Among them is Rep. Shelley Moore Capito, a GOP establishment favorite running to claim a Democratic-held Senate seat next year in West Virginia. Capito took $2,000 from the union last September, Federal Election Commission records show.
Rep. Bill Owens
On Facebook and search engine StumbleUpon, House Republicans are running paid ads blasting Democrats such as Owens for feigning "faux outrage" over the IRS scandal, in which the agency apologized for unfairly targeting tea party groups, while furtively holding on to donations from the agency. They're calling on Democrats to give the cash back.

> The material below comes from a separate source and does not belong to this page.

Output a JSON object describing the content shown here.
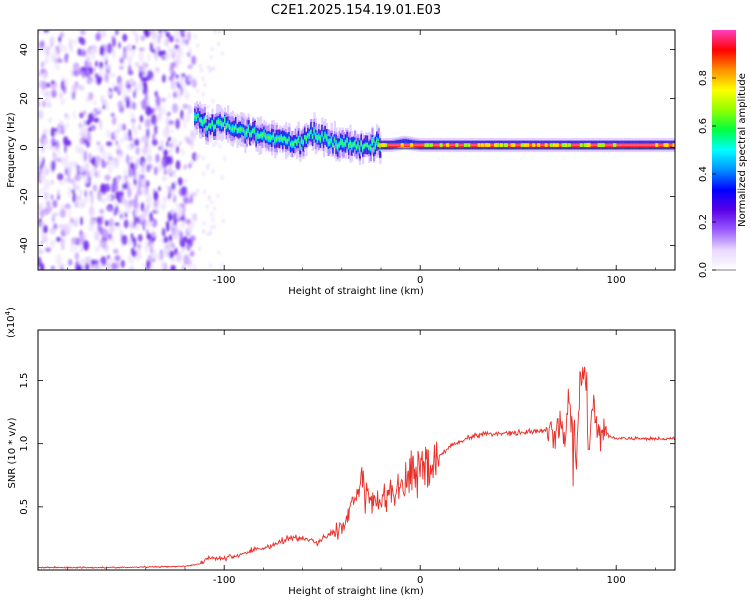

"No wonder Bill Owens wants higher taxes his campaign is funded by the IRS," NRCC Communications Director Andrea Bozek said in a press release Friday. "He should be ashamed of himself. It's time for him to come clean and return the contributions immediately."
"Scandal widens," the National Republican Congressional Committee's policy director, Jordan Davis, wrote on Facebook.
The argument goes something like this: Not only did the IRS favor Democrats by impeding their opponents through the tax code; they're also funneling money directly to Democratic candidates. And that makes Democrats complacent in the whole mess.
Not quite. The IRS, as a government agency, can't donate to candidates. The National Treasury Employees Union, which made the donations, represents employees from more than 30 federal agencies ranging from divisions of the Agriculture Department to the Social Security Administration. The IRS is just one of those agencies.
The rush to cast Democrats as tainted by an issue that also touches a number of Republicans could give Democrats an opening to argue that the GOP is overplaying its hand as the Obama administration defends itself over the IRS scandal, the terrorist attack in Libya, and the government's seizure of The Associated Press' telephone records.
National Republican Senatorial Committee spokesman Brad Dayspring defended his group's attack by pointing out that unlike Capito, Democrats like New York Sen. Charles Schumer took the money while also calling for tighter IRS restrictions on tax-exempt groups like the ones the IRS has admitted it targeted.
The NRCC, which promotes House GOP candidates, said it isn't calling on Republican lawmakers to give back the money - just Democrats - but rejected the suggestion that unidirectional criticism was hypocritical. Spokesman Dan Scarpinato noted that the overwhelming majority of the union's donations went to Democrats.
"Clearly this agency is not only scandal-ridden but also highly biased, which is reflective in both the cash they've pumped into Democrat candidates and the fact that they have targeted conservative groups," he said.